Membrane estrogen signaling in female reproduction and motivation

Abstract

Estrogen receptors were initially identified in the uterus, and later throughout the brain and body as intracellular, ligand-regulated transcription factors that affect genomic change upon ligand binding. However, rapid estrogen receptor signaling initiated outside of the nucleus was also known to occur via mechanisms that were less clear. Recent studies indicate that these traditional receptors, estrogen receptor-α and estrogen receptor-β, can also be trafficked to act at the surface membrane. Signaling cascades from these membrane-bound estrogen receptors (mERs) not only rapidly effect cellular excitability, but can and do ultimately affect gene expression, as seen through the phosphorylation of CREB. A principal mechanism of neuronal mER action is through glutamate-independent transactivation of metabotropic glutamate receptors (mGluRs), which elicits multiple signaling outcomes. The interaction of mERs with mGluRs has been shown to be important in many diverse functions in females, including, but not limited to, reproduction and motivation. Here we review membrane-initiated estrogen receptor signaling in females, with a focus on the interactions between these mERs and mGluRs.

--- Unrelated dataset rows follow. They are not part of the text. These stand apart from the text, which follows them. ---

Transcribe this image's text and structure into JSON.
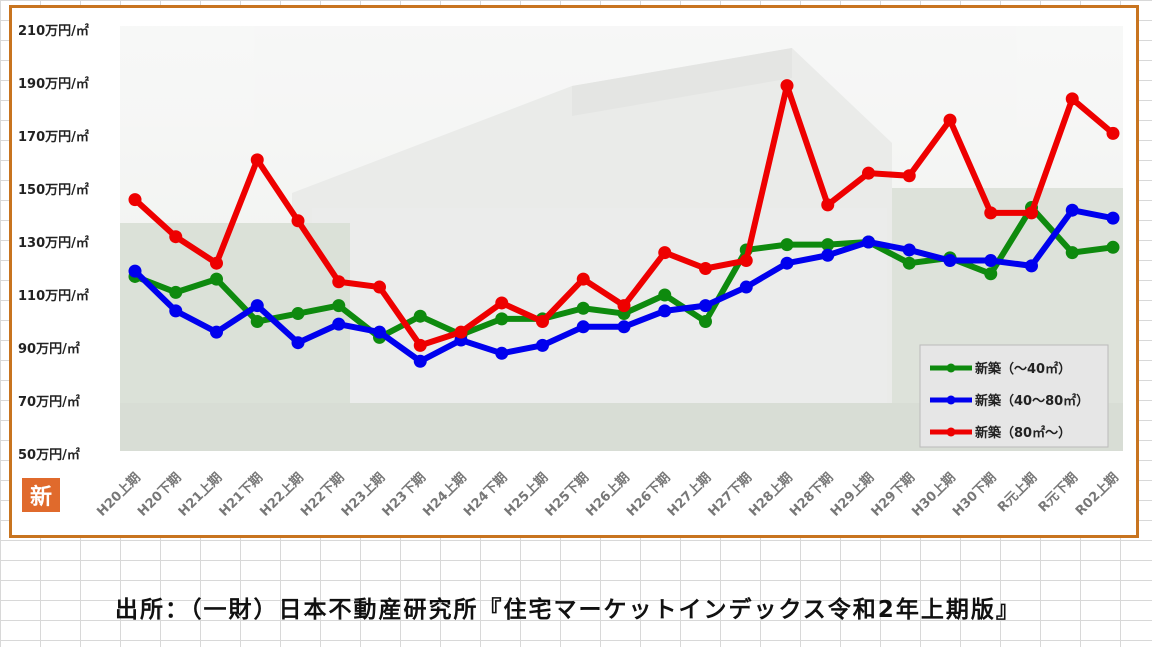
{
  "source_note": "出所：（一財）日本不動産研究所『住宅マーケットインデックス令和2年上期版』",
  "badge_text": "新",
  "chart_data": {
    "type": "line",
    "title": "",
    "xlabel": "",
    "ylabel": "",
    "ylim": [
      50,
      210
    ],
    "yticks": [
      {
        "value": 50,
        "label": "50万円/㎡"
      },
      {
        "value": 70,
        "label": "70万円/㎡"
      },
      {
        "value": 90,
        "label": "90万円/㎡"
      },
      {
        "value": 110,
        "label": "110万円/㎡"
      },
      {
        "value": 130,
        "label": "130万円/㎡"
      },
      {
        "value": 150,
        "label": "150万円/㎡"
      },
      {
        "value": 170,
        "label": "170万円/㎡"
      },
      {
        "value": 190,
        "label": "190万円/㎡"
      },
      {
        "value": 210,
        "label": "210万円/㎡"
      }
    ],
    "categories": [
      "H20上期",
      "H20下期",
      "H21上期",
      "H21下期",
      "H22上期",
      "H22下期",
      "H23上期",
      "H23下期",
      "H24上期",
      "H24下期",
      "H25上期",
      "H25下期",
      "H26上期",
      "H26下期",
      "H27上期",
      "H27下期",
      "H28上期",
      "H28下期",
      "H29上期",
      "H29下期",
      "H30上期",
      "H30下期",
      "R元上期",
      "R元下期",
      "R02上期"
    ],
    "grid": false,
    "legend_position": "bottom-right",
    "series": [
      {
        "name": "新築（～40㎡）",
        "color": "#0e8a0e",
        "values": [
          117,
          111,
          116,
          100,
          103,
          106,
          94,
          102,
          95,
          101,
          101,
          105,
          103,
          110,
          100,
          127,
          129,
          129,
          130,
          122,
          124,
          118,
          143,
          126,
          128
        ]
      },
      {
        "name": "新築（40～80㎡）",
        "color": "#0000ee",
        "values": [
          119,
          104,
          96,
          106,
          92,
          99,
          96,
          85,
          93,
          88,
          91,
          98,
          98,
          104,
          106,
          113,
          122,
          125,
          130,
          127,
          123,
          123,
          121,
          142,
          139
        ]
      },
      {
        "name": "新築（80㎡～）",
        "color": "#ee0000",
        "values": [
          146,
          132,
          122,
          161,
          138,
          115,
          113,
          91,
          96,
          107,
          100,
          116,
          106,
          126,
          120,
          123,
          189,
          144,
          156,
          155,
          176,
          141,
          141,
          184,
          171
        ]
      }
    ]
  }
}
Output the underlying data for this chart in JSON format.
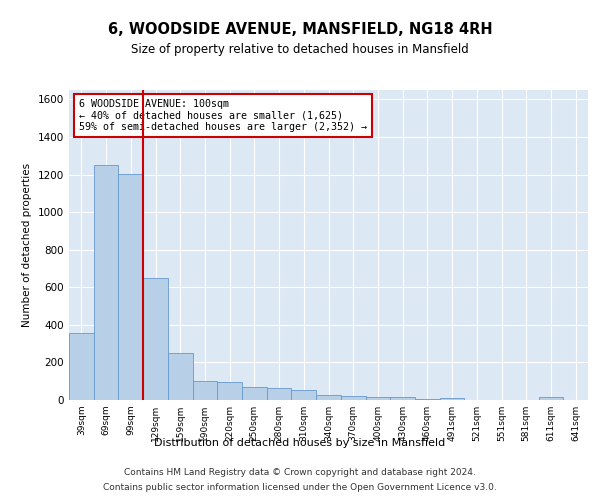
{
  "title": "6, WOODSIDE AVENUE, MANSFIELD, NG18 4RH",
  "subtitle": "Size of property relative to detached houses in Mansfield",
  "xlabel": "Distribution of detached houses by size in Mansfield",
  "ylabel": "Number of detached properties",
  "footer_line1": "Contains HM Land Registry data © Crown copyright and database right 2024.",
  "footer_line2": "Contains public sector information licensed under the Open Government Licence v3.0.",
  "annotation_line1": "6 WOODSIDE AVENUE: 100sqm",
  "annotation_line2": "← 40% of detached houses are smaller (1,625)",
  "annotation_line3": "59% of semi-detached houses are larger (2,352) →",
  "bar_color": "#b8cfe8",
  "bar_edge_color": "#6699cc",
  "background_color": "#dde8f5",
  "red_line_color": "#cc0000",
  "annotation_box_edge_color": "#cc0000",
  "categories": [
    "39sqm",
    "69sqm",
    "99sqm",
    "129sqm",
    "159sqm",
    "190sqm",
    "220sqm",
    "250sqm",
    "280sqm",
    "310sqm",
    "340sqm",
    "370sqm",
    "400sqm",
    "430sqm",
    "460sqm",
    "491sqm",
    "521sqm",
    "551sqm",
    "581sqm",
    "611sqm",
    "641sqm"
  ],
  "values": [
    355,
    1250,
    1205,
    650,
    250,
    100,
    95,
    70,
    65,
    52,
    28,
    22,
    18,
    15,
    5,
    12,
    2,
    2,
    2,
    18,
    2
  ],
  "ylim": [
    0,
    1650
  ],
  "yticks": [
    0,
    200,
    400,
    600,
    800,
    1000,
    1200,
    1400,
    1600
  ],
  "red_line_bin_index": 2,
  "figsize": [
    6.0,
    5.0
  ],
  "dpi": 100
}
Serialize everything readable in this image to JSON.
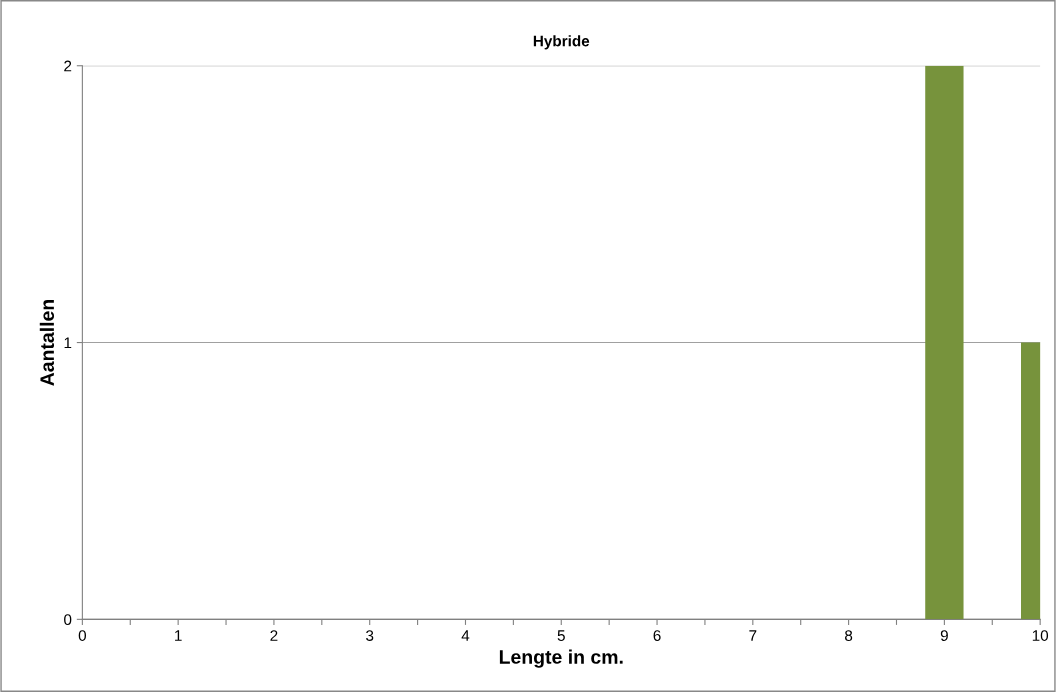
{
  "chart_data": {
    "type": "bar",
    "title": "Hybride",
    "xlabel": "Lengte in cm.",
    "ylabel": "Aantallen",
    "x": [
      9,
      10
    ],
    "series": [
      {
        "color": "#77933c",
        "values": [
          2,
          1
        ]
      }
    ],
    "xlim": [
      0,
      10
    ],
    "xticks": [
      0,
      {
        "value": 0.5,
        "label": null
      },
      1,
      {
        "value": 1.5,
        "label": null
      },
      2,
      {
        "value": 2.5,
        "label": null
      },
      3,
      {
        "value": 3.5,
        "label": null
      },
      4,
      {
        "value": 4.5,
        "label": null
      },
      5,
      {
        "value": 5.5,
        "label": null
      },
      6,
      {
        "value": 6.5,
        "label": null
      },
      7,
      {
        "value": 7.5,
        "label": null
      },
      8,
      {
        "value": 8.5,
        "label": null
      },
      9,
      {
        "value": 9.5,
        "label": null
      },
      10
    ],
    "ylim": [
      0,
      2
    ],
    "yticks": [
      0,
      1,
      2
    ],
    "grid": "y"
  }
}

Keywords: estrogen; estrogen receptor signaling; estrogen receptors; membrane estrogen receptors; metabotropic glutamate (mGlu) receptors.

Figure 1

mER transactivation of group I and group II mGluRs. 17β-Estradiol (17βE) binds to membrane-bound estrogen receptors (ER) to activate distinct signaling pathways via Group I (A) or Group II (B) mGluRs. (A) Membrane-ER interactions with Group I mGluRs, dependent on CAV1, activates G_q-mediated signaling through protein lipase C (PLC) and protein kinase C (PKC), subsequent activation of MEK, MAPK, and RSK, and ultimately the phosphorylation of CREB. PLC also activates IP3, which binds to the IP3 receptor (IP3R) to result in the release of intracellular calcium (Ca²⁺). (B) Membrane-ER activation of Group II mGluRs, dependent on CAV3, results in the G_i/o-mediated inhibition of adenylyl cyclase (AC), decreasing the activity (indicated by dashed lines) of protein kinase A (PKA). This results in reduced L-type calcium channel currents and L-type calcium channel-dependent CREB phosphorylation. CaM, Calmodulin; CaMKIV, calmodulin-dependent protein kinase IV; CAV, caveolin; IP3, inositol triphosphate; MEK, MAPK/ERK kinase; MAPK, mitogen-activated protein kinase; RSK, ribosomal S6 kinase. Figure adapted from (32).

Figure 2

Hypothalamic lordosis circuit. Estradiol acts on estrogen receptor-containing NPY neurons in the ARH, which further project to and activate ARH POMC/B-End neurons. These POMC neurons project to the MPN where the release of B-End activates and internalizes MORs. When these receptors are internalized, lordosis is attenuated. In the ARH, the interaction of mERα & mGluR1a is important for both the internalization of MOR and ultimately the display of lordosis. These MOR-containing neurons in the MPN project further to the ventrolateral (vl) part of the VMH, where signals from other circuits are integrated. Projections from the VMHvl reach lower brain regions which ultimately innervate the spinal motor neurons responsible for the production of the behavior. 3V, 3rd ventricle; OC, optic chiasm; ME, median eminence. Figure adapted from (66).